My friend, Tracy got engaged over the weekend. I am happy for her. I am sooooooooo jealous. I want to be engaged. I want a pretty ring on my finger, I want to know where I am going. Do I follow JW (he is my boyfriend) out of medical school and to wherever in the whole wide world his residency will lead him? Will he even ask me to? Does he want me to? Does he think about being engaged?
Do I want to be engaged? Could I really just leave my beautiful city on the water for this boy? Can I give up evening on Lincoln Road, and techno music festivals, and ceviche, and cortaditos, and spanglish, and high heels, and the ocean, the beautiful warm ocean?
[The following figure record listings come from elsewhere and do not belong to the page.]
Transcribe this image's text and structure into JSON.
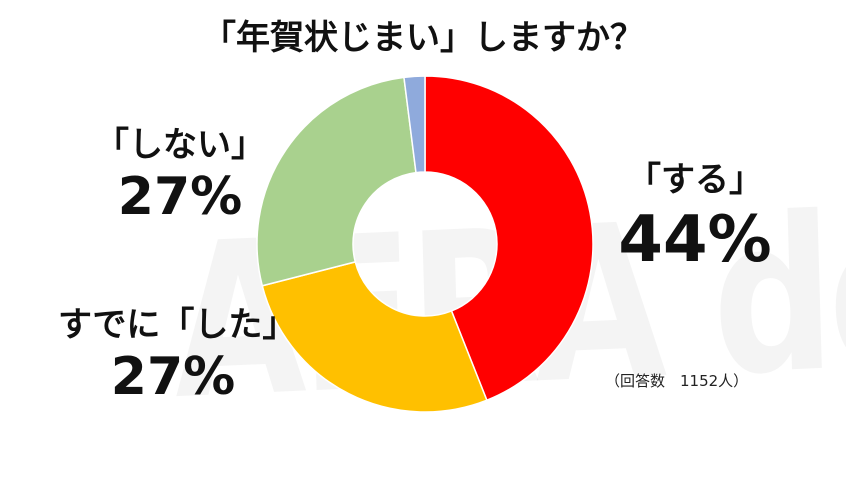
{
  "watermark": "AERA dot.",
  "chart_data": {
    "type": "pie",
    "donut": true,
    "title": "「年賀状じまい」しますか？",
    "slices": [
      {
        "label": "「する」",
        "value": 44,
        "value_label": "44%",
        "color": "#FF0000"
      },
      {
        "label": "すでに「した」",
        "value": 27,
        "value_label": "27%",
        "color": "#FFC000"
      },
      {
        "label": "「しない」",
        "value": 27,
        "value_label": "27%",
        "color": "#A9D18E"
      },
      {
        "label": "",
        "value": 2,
        "value_label": "",
        "color": "#8FAADC"
      }
    ],
    "note": "（回答数　1152人）"
  }
}
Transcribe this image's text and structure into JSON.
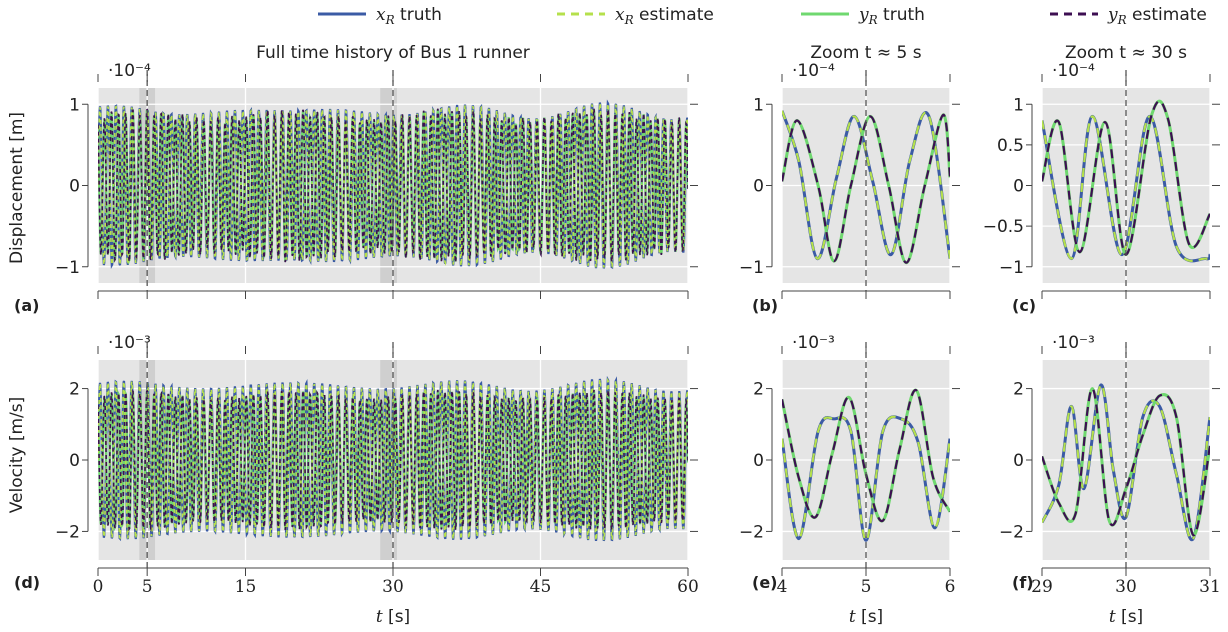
{
  "legend": [
    {
      "label": "x_R truth",
      "math": "x",
      "sub": "R",
      "suffix": "truth",
      "color": "#3b5ba5",
      "dash": "none"
    },
    {
      "label": "x_R estimate",
      "math": "x",
      "sub": "R",
      "suffix": "estimate",
      "color": "#b5e04c",
      "dash": "8,6"
    },
    {
      "label": "y_R truth",
      "math": "y",
      "sub": "R",
      "suffix": "truth",
      "color": "#6fd86f",
      "dash": "none"
    },
    {
      "label": "y_R estimate",
      "math": "y",
      "sub": "R",
      "suffix": "estimate",
      "color": "#3d0f52",
      "dash": "8,6"
    }
  ],
  "row_labels": {
    "top": "Displacement [m]",
    "bottom": "Velocity [m/s]"
  },
  "xlabel": "t [s]",
  "chart_data": [
    {
      "id": "a",
      "panel_label": "(a)",
      "type": "line",
      "title": "Full time history of Bus 1 runner",
      "exponent": "·10⁻⁴",
      "ylabel": "Displacement [m]",
      "xlabel": "",
      "xlim": [
        0,
        60
      ],
      "ylim": [
        -1.2,
        1.2
      ],
      "xticks": [
        0,
        5,
        15,
        30,
        45,
        60
      ],
      "xtick_labels": [
        "",
        "",
        "",
        "",
        "",
        ""
      ],
      "yticks": [
        -1,
        0,
        1
      ],
      "ytick_labels": [
        "−1",
        "0",
        "1"
      ],
      "highlights": [
        [
          4.2,
          5.8
        ],
        [
          28.7,
          30.4
        ]
      ],
      "vlines": [
        5,
        30
      ],
      "signal": {
        "amp_x": 0.92,
        "amp_y": 0.85,
        "freq": 1.18,
        "freq_y": 1.32
      }
    },
    {
      "id": "b",
      "panel_label": "(b)",
      "type": "line",
      "title": "Zoom t ≈ 5 s",
      "exponent": "·10⁻⁴",
      "xlabel": "",
      "xlim": [
        4,
        6
      ],
      "ylim": [
        -1.2,
        1.2
      ],
      "xticks": [
        4,
        5,
        6
      ],
      "xtick_labels": [
        "",
        "",
        ""
      ],
      "yticks": [
        -1,
        0,
        1
      ],
      "ytick_labels": [
        "−1",
        "0",
        "1"
      ],
      "vlines": [
        5
      ],
      "series": [
        {
          "name": "x_R truth",
          "x": [
            4.0,
            4.2,
            4.42,
            4.65,
            4.86,
            5.08,
            5.3,
            5.52,
            5.75,
            6.0
          ],
          "y": [
            0.92,
            0.3,
            -0.9,
            0.1,
            0.85,
            0.05,
            -0.85,
            0.3,
            0.85,
            -0.9
          ]
        },
        {
          "name": "y_R truth",
          "x": [
            4.0,
            4.18,
            4.43,
            4.62,
            4.82,
            5.05,
            5.27,
            5.48,
            5.7,
            5.92,
            6.0
          ],
          "y": [
            0.05,
            0.8,
            0.0,
            -0.93,
            0.0,
            0.85,
            0.0,
            -0.95,
            0.0,
            0.87,
            0.1
          ]
        }
      ]
    },
    {
      "id": "c",
      "panel_label": "(c)",
      "type": "line",
      "title": "Zoom t ≈ 30 s",
      "exponent": "·10⁻⁴",
      "xlabel": "",
      "xlim": [
        29,
        31
      ],
      "ylim": [
        -1.2,
        1.2
      ],
      "xticks": [
        29,
        30,
        31
      ],
      "xtick_labels": [
        "",
        "",
        ""
      ],
      "yticks": [
        -1,
        -0.5,
        0,
        0.5,
        1
      ],
      "ytick_labels": [
        "−1",
        "−0.5",
        "0",
        "0.5",
        "1"
      ],
      "vlines": [
        30
      ],
      "series": [
        {
          "name": "x_R truth",
          "x": [
            29.0,
            29.35,
            29.6,
            29.95,
            30.28,
            30.6,
            30.95,
            31.0
          ],
          "y": [
            0.8,
            -0.9,
            0.85,
            -0.85,
            0.85,
            -0.75,
            -0.9,
            -0.85
          ]
        },
        {
          "name": "y_R truth",
          "x": [
            29.0,
            29.2,
            29.45,
            29.75,
            30.0,
            30.3,
            30.5,
            30.75,
            31.0
          ],
          "y": [
            0.05,
            0.78,
            -0.82,
            0.78,
            -0.85,
            0.85,
            0.82,
            -0.72,
            -0.35
          ]
        }
      ]
    },
    {
      "id": "d",
      "panel_label": "(d)",
      "type": "line",
      "title": "",
      "exponent": "·10⁻³",
      "ylabel": "Velocity [m/s]",
      "xlabel": "t [s]",
      "xlim": [
        0,
        60
      ],
      "ylim": [
        -2.8,
        2.8
      ],
      "xticks": [
        0,
        5,
        15,
        30,
        45,
        60
      ],
      "xtick_labels": [
        "0",
        "5",
        "15",
        "30",
        "45",
        "60"
      ],
      "yticks": [
        -2,
        0,
        2
      ],
      "ytick_labels": [
        "−2",
        "0",
        "2"
      ],
      "highlights": [
        [
          4.2,
          5.8
        ],
        [
          28.7,
          30.4
        ]
      ],
      "vlines": [
        5,
        30
      ],
      "signal": {
        "amp_x": 2.1,
        "amp_y": 1.8,
        "freq": 1.18,
        "freq_y": 1.32
      }
    },
    {
      "id": "e",
      "panel_label": "(e)",
      "type": "line",
      "title": "",
      "exponent": "·10⁻³",
      "xlabel": "t [s]",
      "xlim": [
        4,
        6
      ],
      "ylim": [
        -2.8,
        2.8
      ],
      "xticks": [
        4,
        5,
        6
      ],
      "xtick_labels": [
        "4",
        "5",
        "6"
      ],
      "yticks": [
        -2,
        0,
        2
      ],
      "ytick_labels": [
        "−2",
        "0",
        "2"
      ],
      "vlines": [
        5
      ],
      "series": [
        {
          "name": "x_R truth",
          "x": [
            4.0,
            4.2,
            4.43,
            4.62,
            4.82,
            5.0,
            5.2,
            5.42,
            5.62,
            5.82,
            6.0
          ],
          "y": [
            0.6,
            -2.2,
            0.8,
            1.15,
            0.8,
            -2.25,
            0.8,
            1.15,
            0.5,
            -1.9,
            0.6
          ]
        },
        {
          "name": "y_R truth",
          "x": [
            4.0,
            4.2,
            4.4,
            4.6,
            4.8,
            5.0,
            5.2,
            5.4,
            5.6,
            5.8,
            6.0
          ],
          "y": [
            1.7,
            -0.5,
            -1.6,
            0.2,
            1.75,
            -0.4,
            -1.7,
            0.3,
            1.95,
            -0.5,
            -1.45
          ]
        }
      ]
    },
    {
      "id": "f",
      "panel_label": "(f)",
      "type": "line",
      "title": "",
      "exponent": "·10⁻³",
      "xlabel": "t [s]",
      "xlim": [
        29,
        31
      ],
      "ylim": [
        -2.8,
        2.8
      ],
      "xticks": [
        29,
        30,
        31
      ],
      "xtick_labels": [
        "29",
        "30",
        "31"
      ],
      "yticks": [
        -2,
        0,
        2
      ],
      "ytick_labels": [
        "−2",
        "0",
        "2"
      ],
      "vlines": [
        30
      ],
      "series": [
        {
          "name": "x_R truth",
          "x": [
            29.0,
            29.2,
            29.35,
            29.5,
            29.7,
            29.85,
            30.0,
            30.2,
            30.4,
            30.6,
            30.8,
            31.0
          ],
          "y": [
            -1.75,
            -0.7,
            1.5,
            -0.8,
            2.1,
            -0.3,
            -1.6,
            1.2,
            1.5,
            -0.4,
            -2.2,
            1.2
          ]
        },
        {
          "name": "y_R truth",
          "x": [
            29.0,
            29.2,
            29.4,
            29.6,
            29.8,
            30.0,
            30.2,
            30.4,
            30.6,
            30.8,
            31.0
          ],
          "y": [
            0.1,
            -1.2,
            -1.5,
            2.0,
            -1.7,
            -0.8,
            0.7,
            1.8,
            1.2,
            -2.1,
            0.4
          ]
        }
      ]
    }
  ]
}
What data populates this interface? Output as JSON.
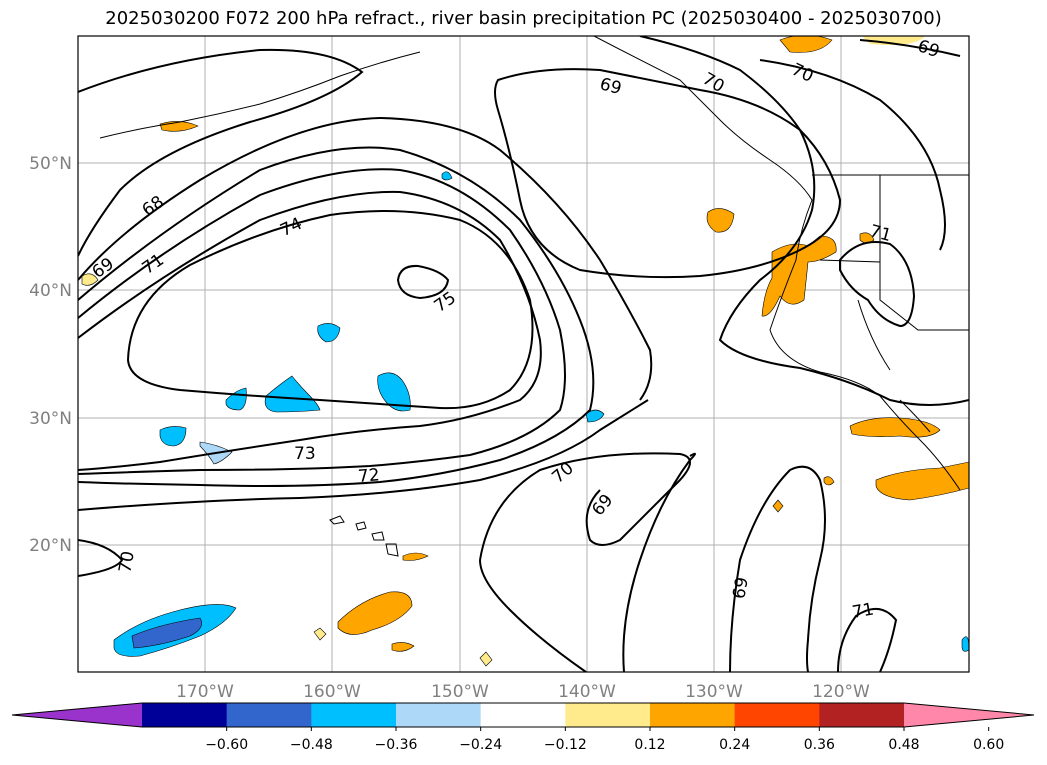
{
  "title": "2025030200 F072 200 hPa refract., river basin precipitation PC (2025030400 - 2025030700)",
  "lat_labels": [
    "50°N",
    "40°N",
    "30°N",
    "20°N"
  ],
  "lon_labels": [
    "170°W",
    "160°W",
    "150°W",
    "140°W",
    "130°W",
    "120°W"
  ],
  "contour_labels": [
    "69",
    "70",
    "70",
    "69",
    "68",
    "69",
    "71",
    "74",
    "75",
    "71",
    "73",
    "72",
    "70",
    "69",
    "70",
    "69",
    "71"
  ],
  "colorbar": {
    "colors": [
      "#9933cc",
      "#000099",
      "#3366cc",
      "#00bfff",
      "#add8f7",
      "#ffffff",
      "#ffeb8c",
      "#ffa500",
      "#ff4500",
      "#b22222",
      "#ff88aa"
    ],
    "tick_labels": [
      "−0.60",
      "−0.48",
      "−0.36",
      "−0.24",
      "−0.12",
      "0.12",
      "0.24",
      "0.36",
      "0.48",
      "0.60"
    ]
  },
  "colors": {
    "grid": "#b0b0b0",
    "contour": "#000000",
    "positive_light": "#ffeb8c",
    "positive_mid": "#ffa500",
    "negative_light": "#add8f7",
    "negative_mid": "#00bfff",
    "negative_dark": "#3366cc"
  }
}
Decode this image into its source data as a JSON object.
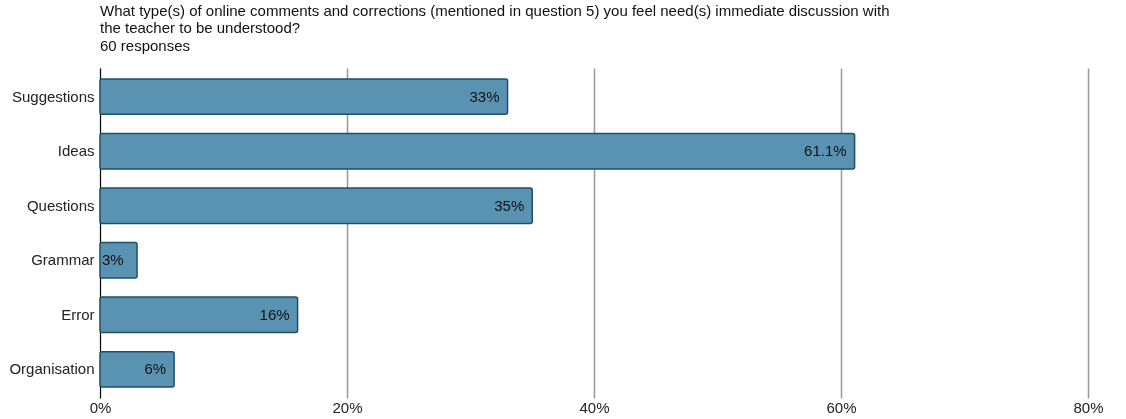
{
  "chart_data": {
    "type": "bar",
    "orientation": "horizontal",
    "title": "What type(s) of online comments and corrections (mentioned in question 5) you feel need(s) immediate discussion with the teacher to be understood?",
    "subtitle": "60 responses",
    "categories": [
      "Suggestions",
      "Ideas",
      "Questions",
      "Grammar",
      "Error",
      "Organisation"
    ],
    "values": [
      33,
      61.1,
      35,
      3,
      16,
      6
    ],
    "value_labels": [
      "33%",
      "61.1%",
      "35%",
      "3%",
      "16%",
      "6%"
    ],
    "color": "#5a93b2",
    "xlim": [
      0,
      80
    ],
    "xticks": [
      {
        "value": 0,
        "label": "0%"
      },
      {
        "value": 20,
        "label": "20%"
      },
      {
        "value": 40,
        "label": "40%"
      },
      {
        "value": 60,
        "label": "60%"
      },
      {
        "value": 80,
        "label": "80%"
      }
    ],
    "grid": "x"
  }
}
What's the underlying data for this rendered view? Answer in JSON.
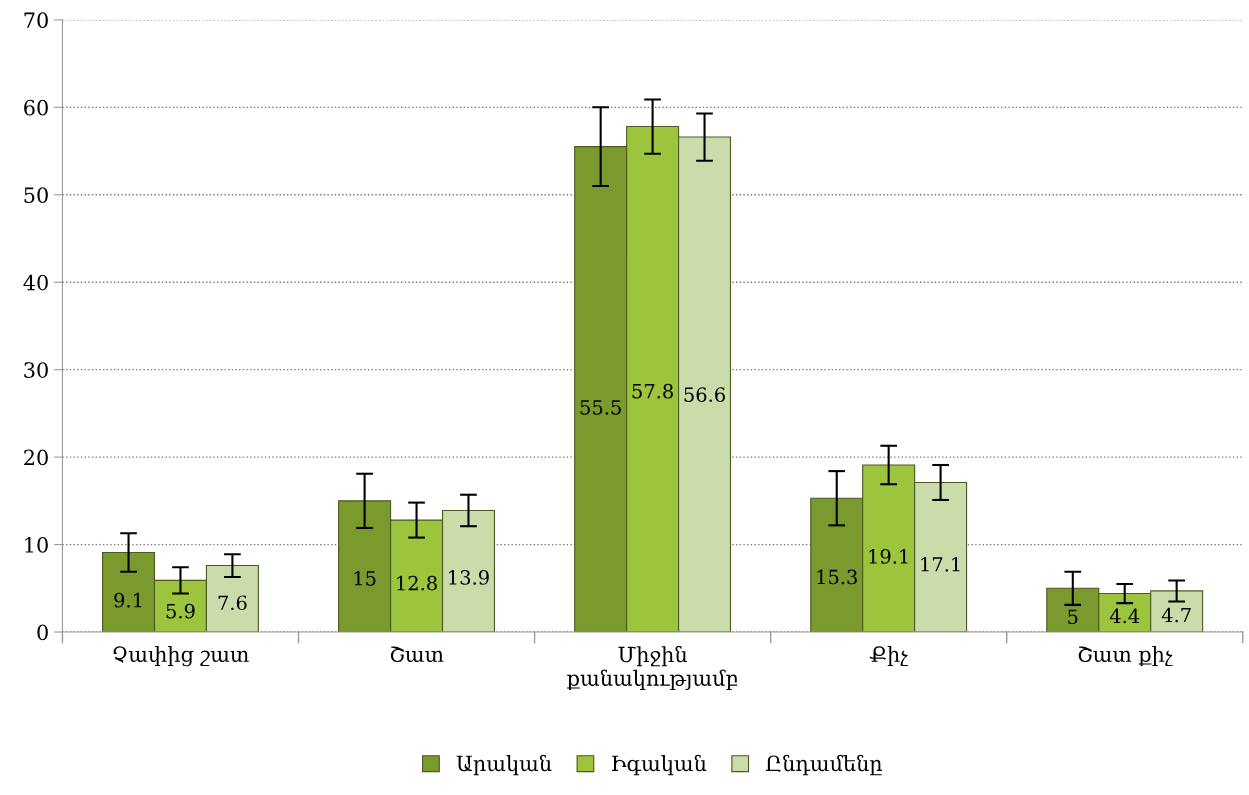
{
  "chart_data": {
    "type": "bar",
    "categories": [
      "Չափից շատ",
      "Շատ",
      "Միջին\nքանակությամբ",
      "Քիչ",
      "Շատ քիչ"
    ],
    "series": [
      {
        "name": "Արական",
        "color": "#7a9a2e",
        "values": [
          9.1,
          15,
          55.5,
          15.3,
          5
        ],
        "errors": [
          2.2,
          3.1,
          4.5,
          3.1,
          1.9
        ]
      },
      {
        "name": "Իգական",
        "color": "#9cc43c",
        "values": [
          5.9,
          12.8,
          57.8,
          19.1,
          4.4
        ],
        "errors": [
          1.5,
          2.0,
          3.1,
          2.2,
          1.1
        ]
      },
      {
        "name": "Ընդամենը",
        "color": "#c9dcaa",
        "values": [
          7.6,
          13.9,
          56.6,
          17.1,
          4.7
        ],
        "errors": [
          1.3,
          1.8,
          2.7,
          2.0,
          1.2
        ]
      }
    ],
    "ylim": [
      0,
      70
    ],
    "yticks": [
      0,
      10,
      20,
      30,
      40,
      50,
      60,
      70
    ],
    "grid": "y",
    "legend": "bottom",
    "data_labels": true
  }
}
Can I give up driving over the rickenbacker causeway to work, and lazy afternoons on 15th st. beach, or Fridays watching the sunset from the beach at school, or petting all the dogs at the restaurants, and always always always eating outside no matter what? Here's the thing:
I DON'T KNOW. I just don't know.
And here is where I will admit something. I want to be married. I want a family. I want to be a mom. I want to be a wife. I just don't know if I am ready for all of that now, but I feel like I am close. Very close. What if JW doesn't ask me. What if it all falls through. What if I can not bend and move away when he needs me to? What if cuban coffee, and guava pastelitos, and dog beach, pull me back?

On another note, I am starting to like Frenchy. He might just be OK. I might just be getting kind of used to him lounging on the blue couch with us, and I might just be a little attached. You see how fast I forgive and forget?